Le Dolomiti di Claudio Barbier

Francesca Fattinger

Parlare di Claudio Barbier equivale a parlare di Dolomiti. Ed è vero pure il contrario: parlare di Dolomiti equivale a parlare di Claudio Barbier. La ragione è presto detta: le montagne non sono mai di nessuno e appartengono sempre a tutti. Appartengono al mondo, e il mondo non è mai pienamente nostro. Appartengono a chi le ama, e chi ama qualcosa lo fa suo, come una seconda pelle.
Monica Malfatti 

Chi mi conosce lo sa, sa che il mio amore per la montagna è un amore recente, che si sta costruendo con lentezza e con rispetto, e che come tutti gli amori più duraturi non può che partire da una certa distanza, come quella che esiste tra due persone che si stanno conoscendo pian piano e devono farlo avvicinandosi lentamente per conoscersi bene, per non bruciarsi, per non farsi male, ma soprattutto perché è “dalla giusta distanza che la vista migliora”. Questa storia, la storia del belga Claudio (Claude) Barbier, raccontata con delicatezza e professionalità dalla trentina Monica Malfatti, giornalista, scrittrice e grande amante della montagna, mi ha condotto pagina per pagina a confrontarmi con l’affascinante mondo dell’arrampicata e della sua storia. Mi ha guidato verso una grande verità: parlare di arrampicata equivale sempre a confrontarsi con una potentissima metafora del nostro stare al mondo, fatto di rincorse e fallimenti, di equilibri precari, di felicità cantata a squarciagola e abissi scuri, di amicizia e solitudine, di sapersi sostenere e lasciarsi andare, sempre sospesi e aggrappati alle pareti ruvide e meravigliose della vita. 

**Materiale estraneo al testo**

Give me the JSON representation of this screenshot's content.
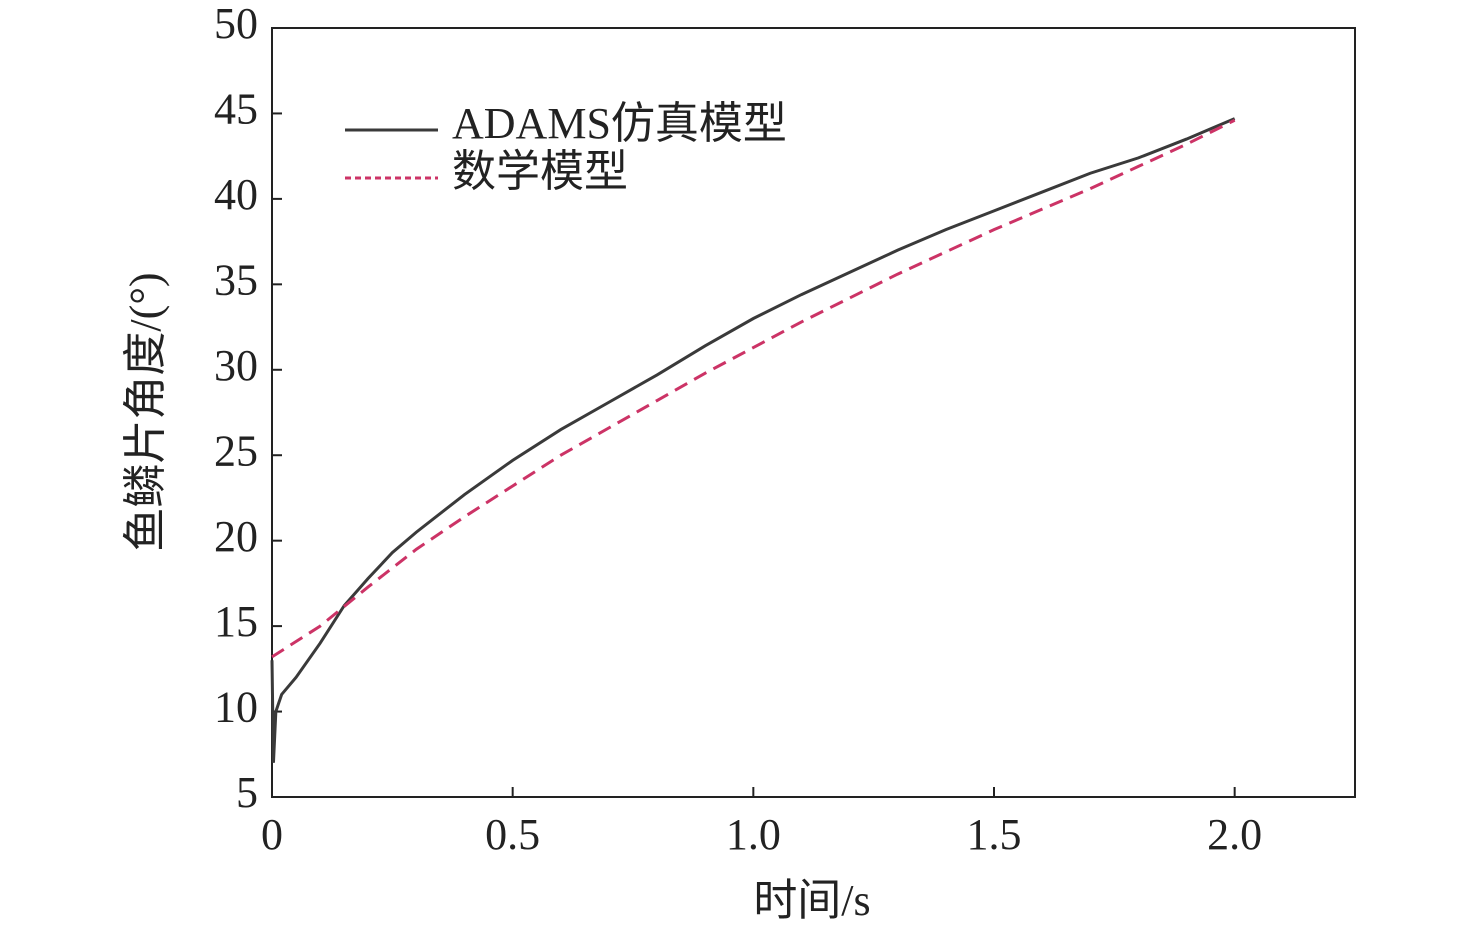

Una storia che parte dal lockdown, quando Monica, ripescandolo dalla libreria di casa, ha tra le mani un libro,”La Via del Drago”di Anna Lauwaert, che l’avvicina a una grande storia d’amore, quella di Claudio con la montagna e quella di Claudio con l’autrice, sua ultima amatissima compagna. Un libro di memorie, in cui a un certo punto Anna scrive questo: “il libro che può tracciare il ritratto di Claudio alpinista è ancora da scrivere; sarei felicissima se finalmente giustizia gli fosse resa”. Eccola la frase scintilla, quella che dopo una lettura commossa, arriva dritta al cuore di Monica che non può fare altro che scrivere all’autrice per quel passaggio di testimone, per continuare a dare voce e corpo alla storia di Claudio che “senza timore di smentita, è stato uno dei più grandi arrampicatori solitari che le Dolomiti abbiano mai conosciuto”. E così ecco che nuovi sguardi, nuovi ricordi, nuovi racconti, attraverso le parole di Monica, che si sono raccolte in mesi di profonda ricerca e di incontri e interviste,  vanno a integrare la sua storia, la storia dell’”arrampicatore maledetto”, come gli piaceva essere chiamato, per ricollegarsi ai poeti maledetti francesi; e io sono pienamente d’accordo con lui: l’arrampicata e la poesia sono fatti della stessa materia, ma soprattutto delle stessa assenza, parole e corpi che danzano sull’orlo del vuoto.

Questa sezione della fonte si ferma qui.